TierPriceWhat you getTurnaround
Starter €99, one-time, per vendor Automated dossier: 7 automated tests, 13-dimension scorecard driven by a buyer-side questionnaire, PDF report (~8 pages), red-flag summary, recommendation letter paragraph. No red-team. No analyst. Same business day.
Pro €299, one-time, per vendor Everything in Starter + 18 automated tests + 5 red-team payloads + analyst-verified documentary review + written narrative (2–3 pages) + remediation checklist. 48 h SLA.
Enterprise €4,900 / year / vendor Everything in Pro + 25 automated tests + continuous monitoring (11 signals, weekly) + full red-team suite (25+ payloads, adaptive) + quarterly dashboard + dedicated analyst + remediation tracking + re-test on demand. Minimum 15 vendors. Continuous.

Each tier produces the same 13-dimension score on the same 0–100 scale — the difference is depth, not shape. A Starter score is comparable to a Pro score is comparable to an Enterprise score, and all three are comparable across vendors.

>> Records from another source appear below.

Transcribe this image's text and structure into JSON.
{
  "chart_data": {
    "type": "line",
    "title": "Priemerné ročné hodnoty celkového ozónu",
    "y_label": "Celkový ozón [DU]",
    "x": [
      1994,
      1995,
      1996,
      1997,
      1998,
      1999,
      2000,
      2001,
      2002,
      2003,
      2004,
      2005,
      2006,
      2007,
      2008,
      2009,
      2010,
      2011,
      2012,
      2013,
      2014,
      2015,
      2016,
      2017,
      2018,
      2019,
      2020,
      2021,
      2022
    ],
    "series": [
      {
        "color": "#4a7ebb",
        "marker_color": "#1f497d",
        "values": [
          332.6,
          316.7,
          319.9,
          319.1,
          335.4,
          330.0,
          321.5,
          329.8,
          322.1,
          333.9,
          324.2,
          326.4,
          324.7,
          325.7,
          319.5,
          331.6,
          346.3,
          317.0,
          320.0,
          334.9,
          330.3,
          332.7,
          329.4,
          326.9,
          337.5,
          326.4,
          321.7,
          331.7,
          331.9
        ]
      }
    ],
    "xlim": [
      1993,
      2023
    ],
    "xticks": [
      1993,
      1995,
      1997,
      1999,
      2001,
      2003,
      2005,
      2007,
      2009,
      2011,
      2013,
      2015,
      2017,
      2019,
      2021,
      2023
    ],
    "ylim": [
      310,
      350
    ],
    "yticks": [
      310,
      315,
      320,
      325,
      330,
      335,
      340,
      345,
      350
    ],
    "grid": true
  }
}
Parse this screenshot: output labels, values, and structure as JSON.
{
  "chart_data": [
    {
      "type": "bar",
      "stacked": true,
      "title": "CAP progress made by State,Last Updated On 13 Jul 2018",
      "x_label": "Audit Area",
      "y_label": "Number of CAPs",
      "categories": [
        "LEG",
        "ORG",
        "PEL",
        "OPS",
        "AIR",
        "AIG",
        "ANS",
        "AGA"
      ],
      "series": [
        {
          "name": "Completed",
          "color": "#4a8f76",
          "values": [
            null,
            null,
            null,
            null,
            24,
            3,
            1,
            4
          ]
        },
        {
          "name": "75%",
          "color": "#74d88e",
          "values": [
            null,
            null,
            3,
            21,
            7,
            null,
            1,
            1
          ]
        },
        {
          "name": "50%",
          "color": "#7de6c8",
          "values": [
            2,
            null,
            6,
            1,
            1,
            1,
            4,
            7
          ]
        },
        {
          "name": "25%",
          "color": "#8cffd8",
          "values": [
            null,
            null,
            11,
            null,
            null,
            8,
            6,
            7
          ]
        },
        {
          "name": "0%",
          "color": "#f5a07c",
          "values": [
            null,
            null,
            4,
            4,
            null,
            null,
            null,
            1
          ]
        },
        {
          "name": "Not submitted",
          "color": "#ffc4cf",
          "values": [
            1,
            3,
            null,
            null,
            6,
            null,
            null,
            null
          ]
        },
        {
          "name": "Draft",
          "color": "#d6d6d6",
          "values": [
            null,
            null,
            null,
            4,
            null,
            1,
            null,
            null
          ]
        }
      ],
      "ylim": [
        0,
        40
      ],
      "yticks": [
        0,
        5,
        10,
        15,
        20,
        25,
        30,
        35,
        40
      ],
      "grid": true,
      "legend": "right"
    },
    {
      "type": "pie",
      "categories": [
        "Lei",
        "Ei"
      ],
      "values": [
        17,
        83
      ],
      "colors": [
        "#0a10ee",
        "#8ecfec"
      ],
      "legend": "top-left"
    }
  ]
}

12. What PartnerScope is NOT

  • Not a legal opinion. Regulatory anchors are indicative. We do not advise on whether a specific deployment falls under EU AI Act high-risk classification — that's your counsel's call.
  • Not a penetration test. Automated tests are non-invasive and rate-limited. We don't attempt exploitation of vendor infrastructure.
  • Not a SOC 2 / ISO 27001 audit. We check whether the vendor has the certificate, its scope, its age, and whether the claimed scope matches the product you're buying. We do not re-perform the audit.
  • Not a DPIA. A Data Protection Impact Assessment is the deployer's obligation under GDPR Art. 35. Our report is an input to your DPIA — not the DPIA itself.
  • Not white-box. Red-team testing is strictly black-box unless the vendor agrees otherwise in writing. We do not see model weights, training code, or internal tool chains.
  • Not exhaustive on automated tests. Third-party APIs have rate limits. A clean scan today is a clean scan today — not a guarantee for tomorrow. That's why Enterprise includes continuous monitoring.
  • Not a substitute for vendor dialogue. A high PartnerScope score is a green light to start the procurement conversation, not the end of it.

13. Versioning & review cadence

  • Framework version: 13.0 (2026-04-20). Increments when dimensions are added or removed.
  • Scoring version: 1.0.0. Increments when weights or the composite formula change.
  • Both versions are stamped on every PDF report for audit reproducibility.
  • Review cadence: quarterly, or immediately when an EU-level implementing or delegated act changes a cited obligation.
VersionDateChange
1.02026-04-22First public release.

14. Glossary

Annex III
Annex of the EU AI Act listing use cases considered "high-risk."
BCP / DR
Business Continuity Planning / Disaster Recovery.
CT log
Certificate Transparency; the public log of every TLS certificate ever issued.
CVE / CVSS
Common Vulnerabilities and Exposures; the severity-scoring system applied to them.
DORA
Digital Operational Resilience Act (EU) 2022/2554.
DPA
Data Processing Agreement. The contract required by GDPR Art. 28.
DPIA
Data Protection Impact Assessment (GDPR Art. 35).
HIBP
Have I Been Pwned — a public database of known data breaches.
Likert
A scaled-answer format (1 to 5) used in structured surveys.
MSA / SaaS agreement
Master Services Agreement / Software-as-a-Service contract.
NIS2
Network and Information Security Directive (EU) 2022/2555.
NIST AI RMF
U.S. National Institute of Standards and Technology's AI Risk Management Framework.
OWASP LLM Top 10
OWASP Foundation's list of the ten most common LLM-application vulnerabilities.
PEP
Politically Exposed Persons (relevant to sanctions screening).
RACI
Responsible / Accountable / Consulted / Informed — responsibility matrix.
RAG
Retrieval-Augmented Generation — an LLM architecture that retrieves external documents at query time.
RoE
Rules of Engagement. The scoping document signed before any red-team payload is sent.
SBOM
Software Bill of Materials. A dependency manifest.
UBO
Ultimate Beneficial Owner. The natural person who ultimately owns or controls an entity.